Deluge

by Joy Lanzendorfer

 

The woman’s personality wouldn’t stay inside her. She vomited it into the corner of the literary gathering, a gush flowing out of her and behind the ship-shaped bar. She tried to clamp it down. When someone asked her a question, she attempted to answer in a neat trickle, but when she opened her mouth, her personality spurted out in a hot stream like water from a fire hose. She shut her mouth and her personality bubbled up behind her eyes and dribbled out her ears.

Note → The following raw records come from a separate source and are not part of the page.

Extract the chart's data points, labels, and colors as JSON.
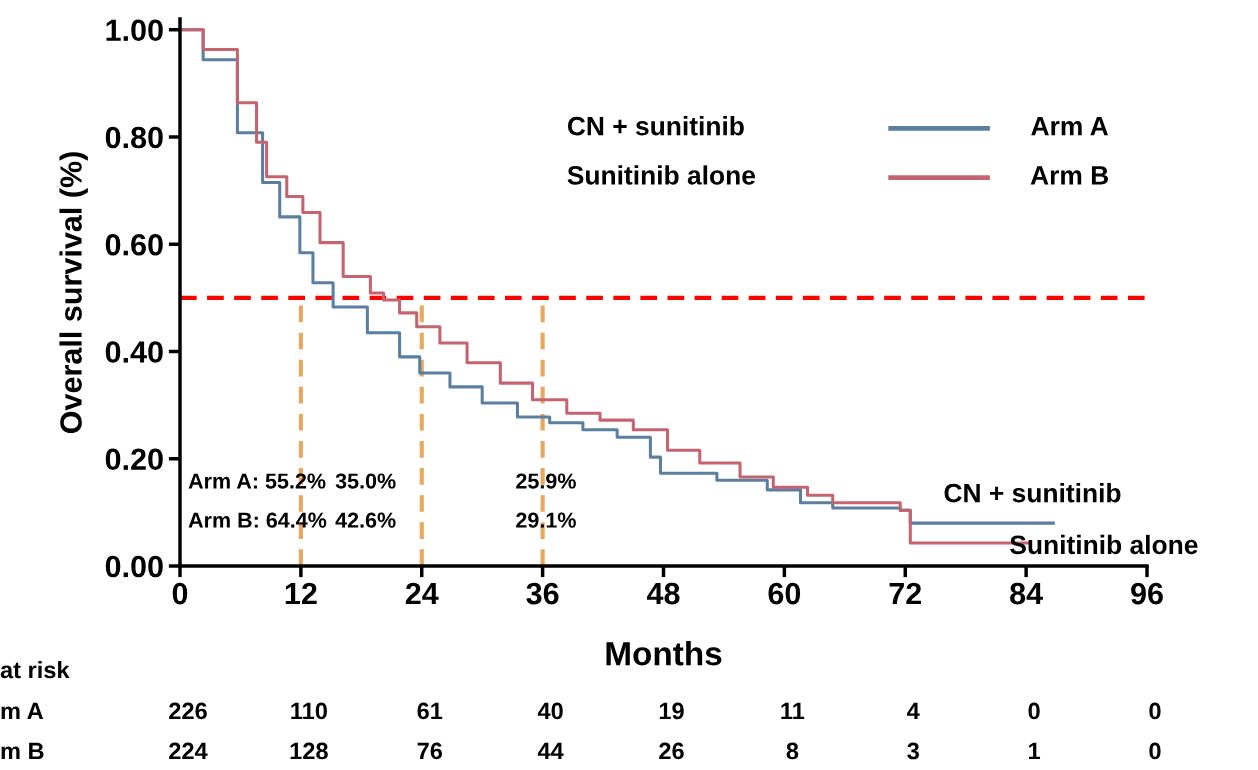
{
  "chart_data": {
    "type": "step",
    "xlabel": "Months",
    "ylabel": "Overall survival (%)",
    "xlim": [
      0,
      96
    ],
    "xticks": [
      0,
      12,
      24,
      36,
      48,
      60,
      72,
      84,
      96
    ],
    "ylim": [
      0,
      1.02
    ],
    "yticks": [
      {
        "value": 0,
        "label": "0.00"
      },
      {
        "value": 0.2,
        "label": "0.20"
      },
      {
        "value": 0.4,
        "label": "0.40"
      },
      {
        "value": 0.6,
        "label": "0.60"
      },
      {
        "value": 0.8,
        "label": "0.80"
      },
      {
        "value": 1.0,
        "label": "1.00"
      }
    ],
    "grid": false,
    "legend": "top right",
    "marker": "none",
    "line_style": "solid",
    "series": [
      {
        "name": "Arm A",
        "color": "#5b7fa0",
        "x": [
          0,
          2.3,
          5.7,
          8.2,
          9.9,
          11.9,
          13.2,
          15.2,
          18.6,
          21.8,
          23.8,
          26.8,
          30,
          33.5,
          36.7,
          40,
          43.4,
          46.7,
          47.7,
          53.3,
          58.3,
          61.6,
          64.8,
          71.5,
          72.5,
          86.7
        ],
        "values": [
          1.0,
          0.944,
          0.808,
          0.715,
          0.651,
          0.584,
          0.528,
          0.483,
          0.435,
          0.39,
          0.36,
          0.334,
          0.304,
          0.278,
          0.267,
          0.254,
          0.24,
          0.203,
          0.173,
          0.16,
          0.142,
          0.118,
          0.108,
          0.104,
          0.08,
          0.08
        ]
      },
      {
        "name": "Arm B",
        "color": "#c46470",
        "x": [
          0,
          2.3,
          5.7,
          7.6,
          8.6,
          10.6,
          12.2,
          13.9,
          16.2,
          18.9,
          20.2,
          21.8,
          23.5,
          25.8,
          28.5,
          31.8,
          35,
          38.4,
          41.7,
          45,
          48.4,
          51.6,
          55.6,
          58.9,
          62.3,
          64.8,
          71.5,
          72.5,
          84.4
        ],
        "values": [
          1.0,
          0.963,
          0.864,
          0.79,
          0.726,
          0.689,
          0.659,
          0.603,
          0.54,
          0.509,
          0.496,
          0.472,
          0.446,
          0.416,
          0.379,
          0.341,
          0.31,
          0.285,
          0.272,
          0.254,
          0.216,
          0.192,
          0.166,
          0.147,
          0.132,
          0.118,
          0.104,
          0.043,
          0.043
        ]
      }
    ],
    "ref_lines": [
      {
        "axis": "y",
        "value": 0.5,
        "color": "#ff0000",
        "line_style": "dashed"
      },
      {
        "axis": "x",
        "value": 12,
        "color": "#e8a860",
        "line_style": "dashed"
      },
      {
        "axis": "x",
        "value": 24,
        "color": "#e8a860",
        "line_style": "dashed"
      },
      {
        "axis": "x",
        "value": 36,
        "color": "#e8a860",
        "line_style": "dashed"
      }
    ],
    "annotations": [
      "CN + sunitinib",
      "Sunitinib alone",
      {
        "text": "CN + sunitinib",
        "x": 86.7,
        "y": 0.08
      },
      {
        "text": "Sunitinib alone",
        "x": 84.4,
        "y": 0.043
      },
      "Arm A: 55.2%",
      "35.0%",
      "25.9%",
      "Arm B: 64.4%",
      "42.6%",
      "29.1%",
      "at risk",
      "m A",
      "226",
      "110",
      "61",
      "40",
      "19",
      "11",
      "4",
      "0",
      "0",
      "m B",
      "224",
      "128",
      "76",
      "44",
      "26",
      "8",
      "3",
      "1",
      "0"
    ]
  }
}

The woman’s personality was a sea inside her, infinitely expanding within the chamber of her body. There was always more of it. It rose and rose, splashing against her like a tidal wave. People couldn’t help but notice. It was embarrassing. She was always wiping a bit of it away. She would like to have a personality that was quieter, smaller, like a soft bunny, or neat and orderly, like a Rubik’s Cube tucked inside, twisting to different colors. Instead, she sprayed her personality around the room like a dog marking its track. She always wanted to apologize for it, but mostly she tried to pretend it wasn’t there.

The trouble was the build up. The more the woman locked down, the more the pressure built inside her. If she were a man, she could regulate it so that her personality could come out in a steady stream, and then, perhaps, the pressure would cease. The personality would have room to flow in and out of her, easy and calm and sparkling like a sequin gown. It would butt gently up against the land of other people then, flowing around them, without any trouble. And they would look at it and think, what a thing of beauty.